Sospeché que ya lo sabían: un hombre tonto lleno de pasiones que no sabía manejar.
—Si no va a venir aquí —dije—, por favor autorice a pedir la colaboración de Mackey. Usted puede afrontarlo.
—No es cuestión de dinero. Es cuestión de principios. No quiero recurrir a Mackey. Si usted no puede encontrar a mi hija sin todo este despliegue… por Dios, buscaré a alguien que lo haga.
Cortó la comunicación de golpe, y del otro lado del receptor no quedó más que un iracundo silencio. Le pasé el teléfono a Trevor.
—Me cortó. ¿Son todos locos en la familia?
—Naturalmente Homer está perturbado. La quiere mucho a Phoebe, y nunca fue muy bueno para manejar situaciones. Es mejor que no esté aquí.
—Puede ser. ¿Pero para qué demonios convoca reuniones de la comisión directiva de la universidad?
—Creo que hace lo que considera mejor. Siempre le gustaron las reuniones oficiales. —El tono de Trevor era levemente satírico—. Y le diré que usted estuvo un poco bruto con el. No me gustó eso que le dijo de dónde estaría enterrado el cadáver.
—Soy detective —dije—, y no nodriza. Lo que quería era hacerle un favor. No sabe de dónde le llegan los golpes. Es mejor que se entere.
—¿Usted lo sabe, Archer? —Había un matiz satírico en su voz.
—Tengo una sensación. Nada agradable.
Se sentó pesadamente.
—Creo que se equivoca totalmente en lo que se refiere a Catherine y Phoebe. Y también en cuanto a Catherine y Merriman. No va con lo que sé de Catherine. Realmente no es mala mujer, a pesar de lo que aparenta.
—Cuando las cosas aprietan, la gente cambia. Algo la ha estado presionando.
—Sin duda. Yo mismo estoy empezando a sentir la presión. —Sacó un frasquito marrón del cajón y tomó una cápsula.

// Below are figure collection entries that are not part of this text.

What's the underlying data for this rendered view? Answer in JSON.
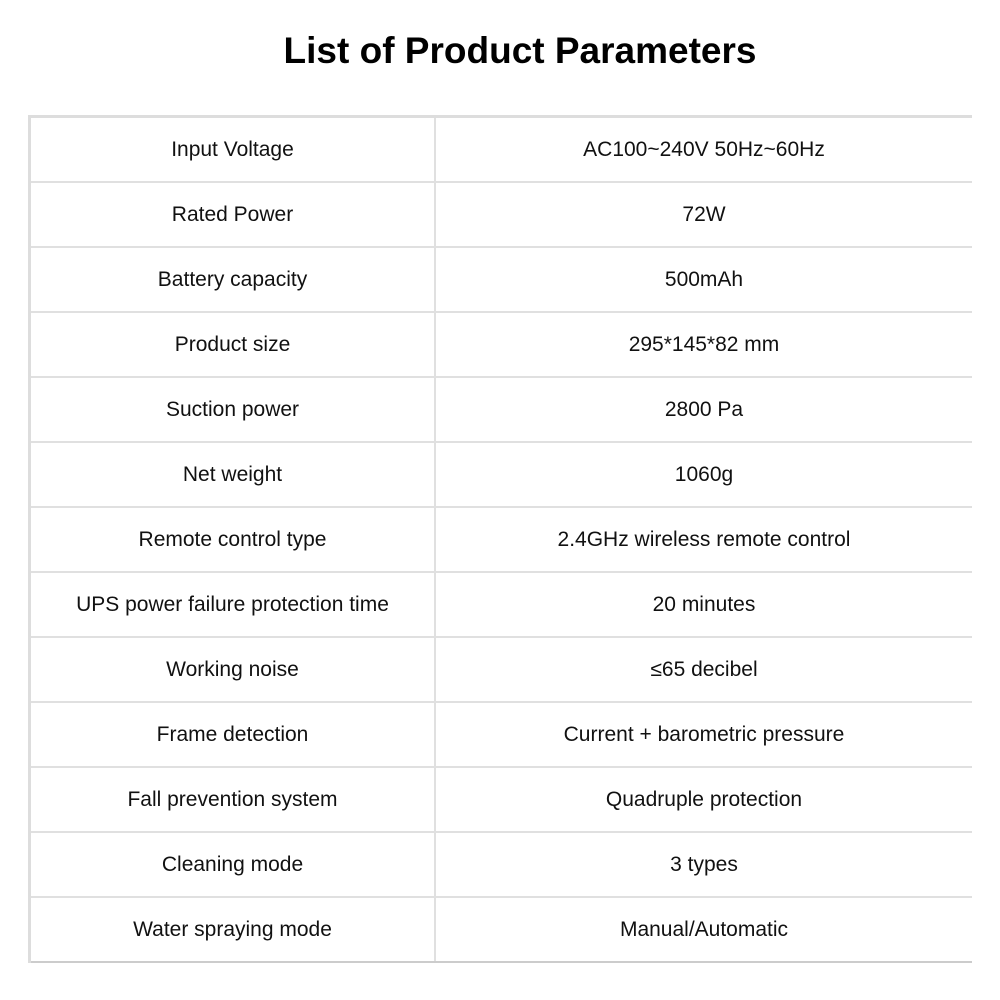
{
  "title": "List of Product Parameters",
  "rows": [
    {
      "label": "Input Voltage",
      "value": "AC100~240V 50Hz~60Hz"
    },
    {
      "label": "Rated Power",
      "value": "72W"
    },
    {
      "label": "Battery capacity",
      "value": "500mAh"
    },
    {
      "label": "Product size",
      "value": "295*145*82 mm"
    },
    {
      "label": "Suction power",
      "value": "2800 Pa"
    },
    {
      "label": "Net weight",
      "value": "1060g"
    },
    {
      "label": "Remote control type",
      "value": "2.4GHz wireless remote control"
    },
    {
      "label": "UPS power failure protection time",
      "value": "20 minutes"
    },
    {
      "label": "Working noise",
      "value": "≤65 decibel"
    },
    {
      "label": "Frame detection",
      "value": "Current + barometric pressure"
    },
    {
      "label": "Fall prevention system",
      "value": "Quadruple protection"
    },
    {
      "label": "Cleaning mode",
      "value": "3 types"
    },
    {
      "label": "Water spraying mode",
      "value": "Manual/Automatic"
    }
  ]
}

—Digital —me dijo—. Disculpe.
La boca se le había puesto gris. Se inclinó hacia adelante y apoyó la cabeza en el escritorio. Quedó allí como un gran huevo color beige, a medias cubierto de pelos. Gimió, y dijo a la lustrada madera:
—Pobre Phoebe.
—Usted la quiere, ¿no es cierto?
Levantó su pesada cabeza y me miró de costado, como un hombre que espía por un agujero. Tenía arrugas de amargura alrededor de la boca.

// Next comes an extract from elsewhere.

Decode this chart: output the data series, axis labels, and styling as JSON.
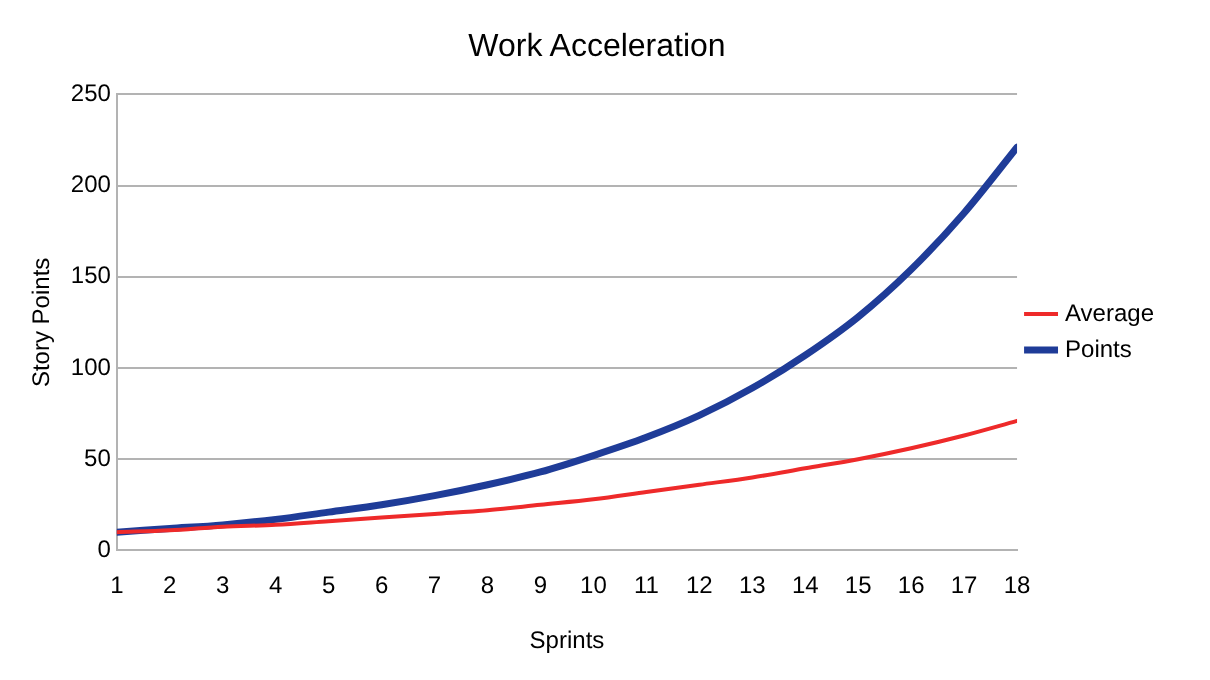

—Ésa es una pregunta idiota. No me meto con mujeres jóvenes.
—Puede quererlas sin meterse con ellas.
—Sí, ya sé. —Se le ablandó la boca, y le volvió el color a los labios—. Sí, la quiero.

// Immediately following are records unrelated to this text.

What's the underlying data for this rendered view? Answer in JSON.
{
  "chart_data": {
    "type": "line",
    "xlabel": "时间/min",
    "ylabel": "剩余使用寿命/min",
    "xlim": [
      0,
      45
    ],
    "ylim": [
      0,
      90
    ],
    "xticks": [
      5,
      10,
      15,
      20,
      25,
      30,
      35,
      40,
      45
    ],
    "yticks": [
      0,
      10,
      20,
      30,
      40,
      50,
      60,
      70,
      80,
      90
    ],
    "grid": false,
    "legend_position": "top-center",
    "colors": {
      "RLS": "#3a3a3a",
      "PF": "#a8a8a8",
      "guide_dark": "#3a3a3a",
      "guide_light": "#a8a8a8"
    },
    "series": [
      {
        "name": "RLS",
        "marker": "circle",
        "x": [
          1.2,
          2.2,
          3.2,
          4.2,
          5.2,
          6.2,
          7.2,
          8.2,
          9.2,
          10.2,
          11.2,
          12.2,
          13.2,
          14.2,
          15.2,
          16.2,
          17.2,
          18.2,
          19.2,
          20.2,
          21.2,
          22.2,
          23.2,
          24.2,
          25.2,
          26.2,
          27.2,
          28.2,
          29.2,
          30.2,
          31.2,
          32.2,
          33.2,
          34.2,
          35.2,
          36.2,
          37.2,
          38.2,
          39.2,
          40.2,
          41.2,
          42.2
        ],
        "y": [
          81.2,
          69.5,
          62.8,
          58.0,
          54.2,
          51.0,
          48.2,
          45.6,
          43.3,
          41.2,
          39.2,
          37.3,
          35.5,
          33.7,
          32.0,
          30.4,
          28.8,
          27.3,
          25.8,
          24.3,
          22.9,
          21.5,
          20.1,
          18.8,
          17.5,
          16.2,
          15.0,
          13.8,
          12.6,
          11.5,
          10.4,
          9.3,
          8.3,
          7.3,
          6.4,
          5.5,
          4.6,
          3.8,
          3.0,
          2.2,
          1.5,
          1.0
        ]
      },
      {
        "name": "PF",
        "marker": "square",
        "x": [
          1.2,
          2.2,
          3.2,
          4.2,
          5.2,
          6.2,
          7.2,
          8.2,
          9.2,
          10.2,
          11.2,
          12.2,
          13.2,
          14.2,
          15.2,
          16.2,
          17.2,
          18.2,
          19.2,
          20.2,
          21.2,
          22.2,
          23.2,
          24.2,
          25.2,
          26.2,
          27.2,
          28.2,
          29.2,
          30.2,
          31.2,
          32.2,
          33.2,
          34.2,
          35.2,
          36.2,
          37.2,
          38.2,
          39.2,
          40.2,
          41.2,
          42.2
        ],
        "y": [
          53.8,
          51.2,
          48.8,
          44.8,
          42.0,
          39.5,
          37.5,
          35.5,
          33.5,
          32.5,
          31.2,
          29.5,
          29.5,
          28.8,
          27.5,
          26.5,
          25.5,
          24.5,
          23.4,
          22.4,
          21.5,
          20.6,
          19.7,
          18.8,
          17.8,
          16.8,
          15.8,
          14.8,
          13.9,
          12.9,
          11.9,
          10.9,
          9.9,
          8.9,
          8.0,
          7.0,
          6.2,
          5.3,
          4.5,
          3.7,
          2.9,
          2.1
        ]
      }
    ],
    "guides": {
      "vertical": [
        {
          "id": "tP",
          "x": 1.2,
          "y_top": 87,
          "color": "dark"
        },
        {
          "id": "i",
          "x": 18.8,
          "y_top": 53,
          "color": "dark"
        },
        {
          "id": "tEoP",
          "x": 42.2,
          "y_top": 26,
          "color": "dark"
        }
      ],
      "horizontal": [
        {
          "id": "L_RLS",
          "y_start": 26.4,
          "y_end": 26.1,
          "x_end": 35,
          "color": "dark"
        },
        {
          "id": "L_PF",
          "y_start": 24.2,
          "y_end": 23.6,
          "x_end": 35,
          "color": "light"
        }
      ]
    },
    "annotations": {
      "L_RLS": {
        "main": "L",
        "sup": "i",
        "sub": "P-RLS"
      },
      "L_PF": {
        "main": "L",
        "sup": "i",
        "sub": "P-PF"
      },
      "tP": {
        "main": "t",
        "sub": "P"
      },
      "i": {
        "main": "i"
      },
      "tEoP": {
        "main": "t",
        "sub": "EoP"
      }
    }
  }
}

—Si usted quisiera podría darle la autorización a Mackey. No es indispensable que se la dé Wycherly.
—¿Quiere que pierda mi trabajo?
—No creo que haya ningún peligro de que lo pierda.
—No, ¿eh? —echó una mirada a su elegante oficina—. Homer está de un humor impredecible, y nunca me quiso, realmente. Los familiares políticos nunca se quieren. Le diré la verdad: está buscando una excusa para echarme del negocio. A pesar de que es incapaz de manejarlo solo.
—Usted puede conseguir otro trabajo. Phoebe no es reemplazable por otra.
Trevor mostró los dientes, pero no a mí. Luchaba con la decisión que debía tomar. Por fin dijo:
—Use a Mackey. Yo le pagaré, si Homer no quiere. Y si hay protestas, yo me haré cargo de ellas.